Diabetologie und Stoffwechsel 2013; 8 - P237
DOI: 10.1055/s-0033-1341897

Geringe Alltagsbelastung bei heranwachsenden Patienten durch Typ 1 Diabetes

JM Rajab 1, R Schweizer 1, F Liebrich 1, R Braun 1, J Kranz 1, E Serra 1, M Lösch-Binder 1, A Neu 1
  • 1Universitätsklinikum Tübingen, Tübingen, Germany

Fragestellung: Zur leitliniengerechten Versorgung jugendlicher Patienten mit Typ 1 Diabetes zählt neben einer guten Stoffwechseleinstellung eine normale somatische und psychische Entwicklung. Gemeinhin gilt die Zeit der Pubertät und Adoleszenz als schwierige Altersphase. Das Diabetesmanagement stellt in dieser Zeit eine besondere Herausforderung dar. Die individuelle Belastung durch eine chronische Krankheit variiert stark und ist von somatischen, familiären und psychosozialen Faktoren abhängig. Problemfelder zu analysieren, Versorgungsdefizite aufzudecken und dadurch Ansatzpunkte für eine gezielte Unterstützung zu bieten, war Ziel der vorliegenden Untersuchung.

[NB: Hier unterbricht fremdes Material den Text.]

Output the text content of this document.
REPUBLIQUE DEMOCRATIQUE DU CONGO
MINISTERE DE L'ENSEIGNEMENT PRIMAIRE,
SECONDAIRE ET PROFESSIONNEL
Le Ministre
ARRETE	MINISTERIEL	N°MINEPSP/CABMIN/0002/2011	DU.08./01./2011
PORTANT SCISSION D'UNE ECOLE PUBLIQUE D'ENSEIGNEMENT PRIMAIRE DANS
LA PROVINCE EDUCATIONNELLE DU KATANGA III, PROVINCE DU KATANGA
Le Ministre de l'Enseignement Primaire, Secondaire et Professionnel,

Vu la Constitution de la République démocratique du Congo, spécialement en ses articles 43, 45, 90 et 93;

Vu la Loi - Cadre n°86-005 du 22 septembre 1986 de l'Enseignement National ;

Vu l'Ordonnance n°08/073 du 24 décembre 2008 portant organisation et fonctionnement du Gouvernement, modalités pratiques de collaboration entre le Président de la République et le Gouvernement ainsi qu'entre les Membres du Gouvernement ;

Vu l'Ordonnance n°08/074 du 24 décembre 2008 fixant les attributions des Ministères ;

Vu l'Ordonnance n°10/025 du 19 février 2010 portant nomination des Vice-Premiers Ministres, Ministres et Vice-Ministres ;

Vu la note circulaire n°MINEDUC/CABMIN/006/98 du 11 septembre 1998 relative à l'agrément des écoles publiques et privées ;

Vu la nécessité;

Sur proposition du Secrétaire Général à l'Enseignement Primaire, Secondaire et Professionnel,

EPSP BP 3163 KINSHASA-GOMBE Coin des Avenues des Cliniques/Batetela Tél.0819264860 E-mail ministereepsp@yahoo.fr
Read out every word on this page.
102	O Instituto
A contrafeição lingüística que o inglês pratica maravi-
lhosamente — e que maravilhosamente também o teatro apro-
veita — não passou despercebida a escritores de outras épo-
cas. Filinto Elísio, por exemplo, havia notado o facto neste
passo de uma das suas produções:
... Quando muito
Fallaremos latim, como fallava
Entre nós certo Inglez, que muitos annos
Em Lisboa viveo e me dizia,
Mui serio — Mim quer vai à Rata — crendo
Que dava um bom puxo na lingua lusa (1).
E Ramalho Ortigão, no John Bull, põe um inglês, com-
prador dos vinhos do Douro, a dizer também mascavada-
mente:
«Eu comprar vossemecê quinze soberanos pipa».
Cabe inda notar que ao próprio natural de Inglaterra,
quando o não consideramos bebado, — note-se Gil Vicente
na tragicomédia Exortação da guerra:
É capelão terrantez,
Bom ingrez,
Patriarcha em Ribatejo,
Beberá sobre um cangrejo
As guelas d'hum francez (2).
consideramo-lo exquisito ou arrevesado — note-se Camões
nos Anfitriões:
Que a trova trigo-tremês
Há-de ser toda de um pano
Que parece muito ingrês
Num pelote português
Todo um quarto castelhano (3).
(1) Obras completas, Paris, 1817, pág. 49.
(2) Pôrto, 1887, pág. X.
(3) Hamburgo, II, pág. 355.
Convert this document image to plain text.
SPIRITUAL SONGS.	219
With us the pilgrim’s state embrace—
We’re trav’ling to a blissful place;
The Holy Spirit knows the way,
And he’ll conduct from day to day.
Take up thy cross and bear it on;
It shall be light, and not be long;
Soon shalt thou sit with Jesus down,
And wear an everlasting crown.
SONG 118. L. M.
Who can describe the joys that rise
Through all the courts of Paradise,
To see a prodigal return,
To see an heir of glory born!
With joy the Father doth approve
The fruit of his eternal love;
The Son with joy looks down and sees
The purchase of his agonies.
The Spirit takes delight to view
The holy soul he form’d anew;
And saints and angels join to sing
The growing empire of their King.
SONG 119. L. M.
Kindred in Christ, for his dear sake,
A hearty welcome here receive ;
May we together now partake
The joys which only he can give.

Methodik: Im Rahmen der ambulanten Routinevorstellung wurden 80 Patienten einer pädiatrischen Diabetesambulanz befragt. Die Befragung erfolgte mithilfe der deutschen Version des Screening-Fragebogens für Depression und emotionale Probleme PAID (Problem Areas in Diabetes). Erfragt wurden 4 Problemfelder: Diabetesassoziierte Probleme, behandlungsspezifische Probleme, Probleme im Umgang mit der Ernährung und Fragen zur psychosozialen Situation. Die Befragung erfolgte im Zeitraum 08/2012 bis 12/2012. Die Fragebogenergebnisse wurden durch Informationen aus den Patientenakten ergänzt. Die HbA1c-Messung erfolgte mittels der DCA 2000-Methode.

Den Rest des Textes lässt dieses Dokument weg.